Every morning, TheJournal.ie brings you nine things you need to know with your morning coffee.

1. #BANK BONUSES: Bank of Ireland staff have received more than €66m in bonuses since the State guaranteed the banks in September 2008. They are to due to receive €21m in payouts this year alone. A report from the Department of Finance reveals that the bank “repeatedly misled” Finance Minister Brian Lenihan on the payment of performance-related bonuses.

2. #LABOUR: As Fine Gael and Labour meet to resume hammering out the details of a possible coalition this morning, a group of grassroots Labour members say they are against the party going into government with Fine Gael. It doesn’t look likely now that the parties will finalise their talks before Enda Kenny has to go to Brussels tonight to meet Angela Merkel

3. #MING: Newly-elected independent TD for Roscommon-South Leitrim Luke ‘Ming’ Flanagan has told The Star that he still grows a cannabis plant a year for his own consumption and has no plan to give it up. Flanagan also makes the Irish Independent saying that although he will be giving up half of his €90,000+ TD salary, he won’t be simply handing it back to the State. He says he’ll put it back into projects in his constituency instead.

4. #BELT UP: A study by doctors of patients in Sligo General Hospital that around one-third of children are not being properly restrained in cars by their parents.
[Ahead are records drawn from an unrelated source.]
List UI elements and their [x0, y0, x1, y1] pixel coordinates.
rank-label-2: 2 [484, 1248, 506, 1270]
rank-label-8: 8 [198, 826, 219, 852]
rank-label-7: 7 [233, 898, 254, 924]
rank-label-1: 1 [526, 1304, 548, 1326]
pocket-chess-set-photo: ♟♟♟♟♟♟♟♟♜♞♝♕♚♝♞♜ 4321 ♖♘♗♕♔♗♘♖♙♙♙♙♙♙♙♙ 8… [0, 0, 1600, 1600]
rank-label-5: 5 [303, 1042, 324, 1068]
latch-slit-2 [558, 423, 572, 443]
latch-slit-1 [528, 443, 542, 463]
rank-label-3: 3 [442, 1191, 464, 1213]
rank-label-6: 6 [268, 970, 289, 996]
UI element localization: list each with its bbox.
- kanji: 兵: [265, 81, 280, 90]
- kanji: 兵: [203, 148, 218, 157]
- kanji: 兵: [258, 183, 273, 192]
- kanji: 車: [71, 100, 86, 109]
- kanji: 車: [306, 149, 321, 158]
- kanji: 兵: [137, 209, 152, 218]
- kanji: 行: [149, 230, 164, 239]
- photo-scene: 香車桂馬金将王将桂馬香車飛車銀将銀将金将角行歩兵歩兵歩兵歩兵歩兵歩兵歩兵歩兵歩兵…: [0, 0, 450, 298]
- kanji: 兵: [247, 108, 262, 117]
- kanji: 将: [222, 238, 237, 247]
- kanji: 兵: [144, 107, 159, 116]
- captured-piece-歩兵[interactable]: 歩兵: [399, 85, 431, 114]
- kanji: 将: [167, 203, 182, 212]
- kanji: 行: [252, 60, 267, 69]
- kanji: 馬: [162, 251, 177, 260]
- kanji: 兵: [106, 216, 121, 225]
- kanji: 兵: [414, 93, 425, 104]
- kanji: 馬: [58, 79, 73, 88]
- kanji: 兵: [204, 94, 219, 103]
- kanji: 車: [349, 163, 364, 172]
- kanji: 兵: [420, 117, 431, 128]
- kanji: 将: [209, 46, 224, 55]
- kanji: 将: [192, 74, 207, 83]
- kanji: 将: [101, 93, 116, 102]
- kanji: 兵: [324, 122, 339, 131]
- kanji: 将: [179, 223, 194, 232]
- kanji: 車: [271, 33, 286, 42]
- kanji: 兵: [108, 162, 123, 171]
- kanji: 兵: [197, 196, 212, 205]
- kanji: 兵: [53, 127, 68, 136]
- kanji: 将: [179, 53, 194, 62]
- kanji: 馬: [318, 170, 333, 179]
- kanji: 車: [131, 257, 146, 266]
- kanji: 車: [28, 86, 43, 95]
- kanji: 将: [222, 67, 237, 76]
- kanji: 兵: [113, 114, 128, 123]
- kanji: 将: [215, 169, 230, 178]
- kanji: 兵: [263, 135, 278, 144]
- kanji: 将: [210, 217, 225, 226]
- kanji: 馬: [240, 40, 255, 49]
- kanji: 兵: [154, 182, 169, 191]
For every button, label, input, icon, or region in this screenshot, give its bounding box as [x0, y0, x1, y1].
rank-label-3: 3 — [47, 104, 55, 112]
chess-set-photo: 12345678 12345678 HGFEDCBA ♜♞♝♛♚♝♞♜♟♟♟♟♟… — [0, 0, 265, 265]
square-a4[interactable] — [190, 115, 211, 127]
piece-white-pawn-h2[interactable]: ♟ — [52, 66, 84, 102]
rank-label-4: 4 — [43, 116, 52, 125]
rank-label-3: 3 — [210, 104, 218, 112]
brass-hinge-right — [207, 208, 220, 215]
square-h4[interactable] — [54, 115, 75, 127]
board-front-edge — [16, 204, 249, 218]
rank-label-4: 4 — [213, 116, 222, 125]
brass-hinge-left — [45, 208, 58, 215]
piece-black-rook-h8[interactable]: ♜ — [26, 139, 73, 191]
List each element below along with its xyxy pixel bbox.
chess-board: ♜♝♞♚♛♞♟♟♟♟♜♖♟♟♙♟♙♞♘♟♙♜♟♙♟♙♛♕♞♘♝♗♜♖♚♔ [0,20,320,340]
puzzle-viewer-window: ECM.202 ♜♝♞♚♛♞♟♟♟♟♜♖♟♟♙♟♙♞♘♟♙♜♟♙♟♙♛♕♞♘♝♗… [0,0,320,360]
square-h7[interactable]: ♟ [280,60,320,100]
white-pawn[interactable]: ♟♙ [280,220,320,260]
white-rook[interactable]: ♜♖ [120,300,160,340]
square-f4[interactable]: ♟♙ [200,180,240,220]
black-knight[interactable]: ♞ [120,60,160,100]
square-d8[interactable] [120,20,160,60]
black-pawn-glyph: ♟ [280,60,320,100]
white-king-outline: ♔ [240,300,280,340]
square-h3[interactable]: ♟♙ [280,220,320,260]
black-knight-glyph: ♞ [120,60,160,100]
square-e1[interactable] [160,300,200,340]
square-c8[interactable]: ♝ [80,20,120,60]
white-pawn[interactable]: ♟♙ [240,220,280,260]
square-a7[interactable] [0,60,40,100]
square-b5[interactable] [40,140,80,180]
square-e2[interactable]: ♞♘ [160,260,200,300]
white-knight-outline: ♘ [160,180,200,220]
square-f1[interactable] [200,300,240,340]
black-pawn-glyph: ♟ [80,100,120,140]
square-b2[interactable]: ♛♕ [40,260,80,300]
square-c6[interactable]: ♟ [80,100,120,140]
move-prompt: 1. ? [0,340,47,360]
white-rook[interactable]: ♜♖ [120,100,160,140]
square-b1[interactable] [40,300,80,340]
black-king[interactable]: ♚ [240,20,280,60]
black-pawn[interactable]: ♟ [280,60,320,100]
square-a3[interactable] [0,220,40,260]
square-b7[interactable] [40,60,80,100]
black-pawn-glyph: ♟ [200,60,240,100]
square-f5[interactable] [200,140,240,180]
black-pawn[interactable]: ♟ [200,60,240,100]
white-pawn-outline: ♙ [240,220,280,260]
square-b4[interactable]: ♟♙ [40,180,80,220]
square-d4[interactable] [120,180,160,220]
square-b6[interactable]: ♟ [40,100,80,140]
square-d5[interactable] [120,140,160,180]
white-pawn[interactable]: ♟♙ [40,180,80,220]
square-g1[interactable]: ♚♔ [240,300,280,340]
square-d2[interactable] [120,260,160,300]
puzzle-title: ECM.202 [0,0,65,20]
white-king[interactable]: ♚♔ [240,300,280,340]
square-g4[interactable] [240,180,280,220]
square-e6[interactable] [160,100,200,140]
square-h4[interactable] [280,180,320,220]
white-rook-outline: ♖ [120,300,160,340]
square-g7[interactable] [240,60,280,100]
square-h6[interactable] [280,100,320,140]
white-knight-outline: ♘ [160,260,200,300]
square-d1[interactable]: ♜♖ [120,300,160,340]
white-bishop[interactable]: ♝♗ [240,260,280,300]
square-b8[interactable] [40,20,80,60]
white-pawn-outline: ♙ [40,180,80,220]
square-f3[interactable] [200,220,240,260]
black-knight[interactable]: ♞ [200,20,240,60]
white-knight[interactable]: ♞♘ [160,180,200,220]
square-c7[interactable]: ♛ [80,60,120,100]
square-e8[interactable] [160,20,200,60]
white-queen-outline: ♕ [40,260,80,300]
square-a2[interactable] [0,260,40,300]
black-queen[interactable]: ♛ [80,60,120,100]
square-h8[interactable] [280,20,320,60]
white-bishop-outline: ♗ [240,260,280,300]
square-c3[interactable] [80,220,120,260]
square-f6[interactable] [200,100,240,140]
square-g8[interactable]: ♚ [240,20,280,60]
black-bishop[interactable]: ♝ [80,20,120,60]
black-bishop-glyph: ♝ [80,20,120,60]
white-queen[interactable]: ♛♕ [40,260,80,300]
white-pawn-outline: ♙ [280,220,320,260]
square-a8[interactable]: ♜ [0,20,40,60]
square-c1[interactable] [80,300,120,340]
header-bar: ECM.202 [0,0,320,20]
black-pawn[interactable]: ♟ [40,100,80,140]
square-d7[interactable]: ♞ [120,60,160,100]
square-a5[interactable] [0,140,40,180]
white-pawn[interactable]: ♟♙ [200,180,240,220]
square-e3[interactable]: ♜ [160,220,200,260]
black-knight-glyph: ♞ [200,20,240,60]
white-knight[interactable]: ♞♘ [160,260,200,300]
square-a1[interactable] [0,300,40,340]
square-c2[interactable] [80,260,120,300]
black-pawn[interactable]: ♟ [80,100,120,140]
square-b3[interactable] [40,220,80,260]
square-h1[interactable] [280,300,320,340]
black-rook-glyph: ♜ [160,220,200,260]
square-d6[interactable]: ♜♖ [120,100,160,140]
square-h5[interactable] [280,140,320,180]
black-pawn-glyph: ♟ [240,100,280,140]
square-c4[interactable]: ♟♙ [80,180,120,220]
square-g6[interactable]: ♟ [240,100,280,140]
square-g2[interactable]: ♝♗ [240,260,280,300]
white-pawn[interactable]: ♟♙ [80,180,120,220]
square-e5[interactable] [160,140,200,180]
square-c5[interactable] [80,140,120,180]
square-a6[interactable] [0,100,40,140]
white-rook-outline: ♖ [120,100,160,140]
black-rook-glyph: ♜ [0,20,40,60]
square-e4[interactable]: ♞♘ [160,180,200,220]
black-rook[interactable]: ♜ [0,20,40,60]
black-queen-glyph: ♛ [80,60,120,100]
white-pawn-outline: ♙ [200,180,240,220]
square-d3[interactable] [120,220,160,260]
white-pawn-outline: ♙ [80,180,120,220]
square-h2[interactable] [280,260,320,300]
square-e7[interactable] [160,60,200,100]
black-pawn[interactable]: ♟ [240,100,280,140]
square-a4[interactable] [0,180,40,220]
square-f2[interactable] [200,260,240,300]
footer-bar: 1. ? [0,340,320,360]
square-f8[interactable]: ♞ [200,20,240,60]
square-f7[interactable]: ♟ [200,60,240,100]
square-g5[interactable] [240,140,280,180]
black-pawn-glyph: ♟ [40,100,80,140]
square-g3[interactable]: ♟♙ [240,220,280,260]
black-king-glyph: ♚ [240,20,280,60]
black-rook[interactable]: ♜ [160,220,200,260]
The report calls the attitude towards child safety as “appalling”.

5. #KERRY: The Independent is reporting that a deportation order had been signed for the removal of the Benin national Stephen Ukiwo on the day that his partner Katarzyna Bartowiak was strangled in their home in Tralee, Co Kerry. A search is resuming today for the body of Ukiwo who jumped from a cliff in nearby Ballybunion on the day Katarzyna died.

6. #MAYOR: An Irish doctor has become the first white foreigner to be appointed mayor of a district in Uganda. Dr Ian Clarke, who has lived and worked in Uganda since 1990, has vowed to help fix local roads, hospital services and sanitation.

7. #LEGALESE: The mother of a Special Olympics gold medallist has told The Irish Examiner of her horror that her son, who has Down’s Syndrome, was described as a “lunatic” during a court hearing. The term is still legally used in Irish courts under an archaic law that brands people of special needs as being “of unsound mind”.

8. #VEILS: French President Nicolas Sarkozy is being accused of trying to win over the far-right vote as the country announces that it will be an offence from next month for a woman to wear a full-face veil.

9. #HOME VOTE: Irish novelist Liz Ryan has put her future in the hands of the public. She wants people to vote on her Facebook page on whether she should stay in France, where she has lived for the past ten years, or return home. Ryan says that, despite the recession, she misses Ireland terribly, especially walking the hill of Howth, the theme tune to the Ronan Collins Show, Irish coffee, turf fires and Eamon Dunphy.